On a vu (chap. XXXIX) que Rossini devait aller à Londres en 1824, et l'on se rappelle sans doute aussi les prédictions que Stendhal fait un peu plus loin au héros de son livre, pour le cas où celui-ci viendrait résider à Paris. Le voyage à Londres, en projet lors de la publication de l'ouvrage, et le séjour à Paris, eurent lieu en effet, et voici, suivant des renseignements devenus aujourd'hui historiques, ce qu'il advint de cette émigration du maestro de Pésare.
C'est peu de temps après la représentation de Semiramide, donnée à Venise pendant le carnaval de 1823, et blessé, dit-on, du peu de succès de ce chef-d'œuvre, que Rossini se rendit à Londres, en passant par Paris, où il ne demeura que peu de jours, parce qu'un engagement l'appelait immédiatement en Angleterre. Son succès fut grand pendant les cinq mois qu'il passa à Londres, au moins, si l'on en juge par la somme énorme que lui rapporta son séjour dans cette capitale, où l'on sait que l'admiration se manifeste surtout par des couronnes de bank-notes. Le produit de ses concerts et de ses leçons ne s'éleva pas à moins de deux cent mille francs, somme à laquelle il faut ajouter celle de deux mille livres sterling (cinquante mille francs) qui lui fut offerte par une réunion de membres du parlement.

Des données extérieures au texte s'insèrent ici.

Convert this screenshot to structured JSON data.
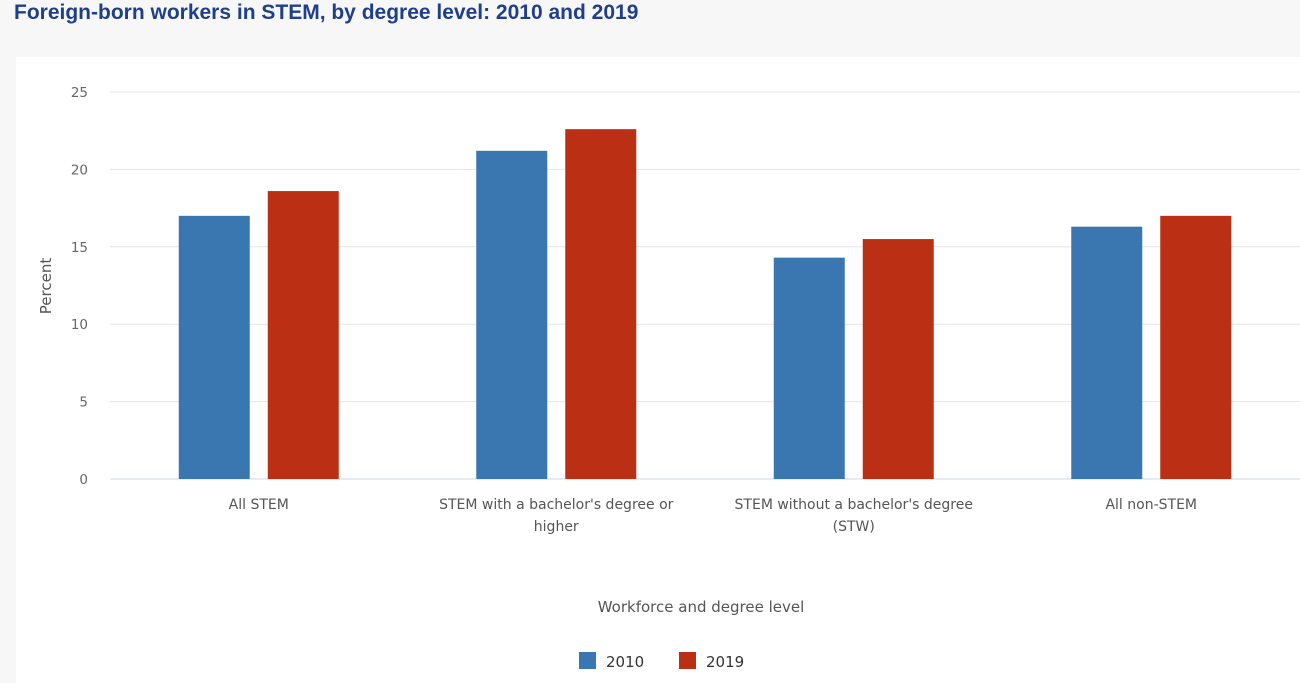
{
  "chart_data": {
    "type": "bar",
    "title": "Foreign-born workers in STEM, by degree level: 2010 and 2019",
    "xlabel": "Workforce and degree level",
    "ylabel": "Percent",
    "ylim": [
      0,
      25
    ],
    "yticks": [
      0,
      5,
      10,
      15,
      20,
      25
    ],
    "grid": true,
    "legend_position": "bottom",
    "categories": [
      [
        "All STEM"
      ],
      [
        "STEM with a bachelor's degree or",
        "higher"
      ],
      [
        "STEM without a bachelor's degree",
        "(STW)"
      ],
      [
        "All non-STEM"
      ]
    ],
    "series": [
      {
        "name": "2010",
        "color": "#3a76b0",
        "values": [
          17.0,
          21.2,
          14.3,
          16.3
        ]
      },
      {
        "name": "2019",
        "color": "#bb3014",
        "values": [
          18.6,
          22.6,
          15.5,
          17.0
        ]
      }
    ]
  }
}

Au mois d'octobre de la même année, Rossini arriva à Paris, pour y prendre, aux termes des conventions passées entre lui et le ministre de la maison du roi, la direction de la musique du Théâtre-Italien. Ses engagements lui imposaient l'obligation d'écrire non-seulement pour le Théâtre-Italien, mais encore pour l'Opéra français, et le nombre d'ouvrages stipulés devait faire espérer à nos deux théâtres lyriques une imposante série de chefs-d'œuvre. Mais déjà le maître, on l'a vu dans le livre même de son enthousiaste biographe, avait commencé à adopter le système des pastiches, c'est-à-dire des marqueteries musicales composées de morceaux empruntés à ses anciens ouvrages, et mêlés à quelques morceaux entièrement neufs; on n'a pas oublié cette phrase de Stendhal: «A Londres, Rossini, loin du théâtre de sa gloire, n'en aura que plus de facilité à donner de la vieille musique pour nouvelle; son défaut naturel va se renforcer.» Confessons cependant qu'à cet égard l'auteur de Semiramide en usa chez nous avec la plus grande franchise, soit par parti pris de loyauté, soit par conscience de la difficulté de tromper complètement les érudits du dilettantisme parisien.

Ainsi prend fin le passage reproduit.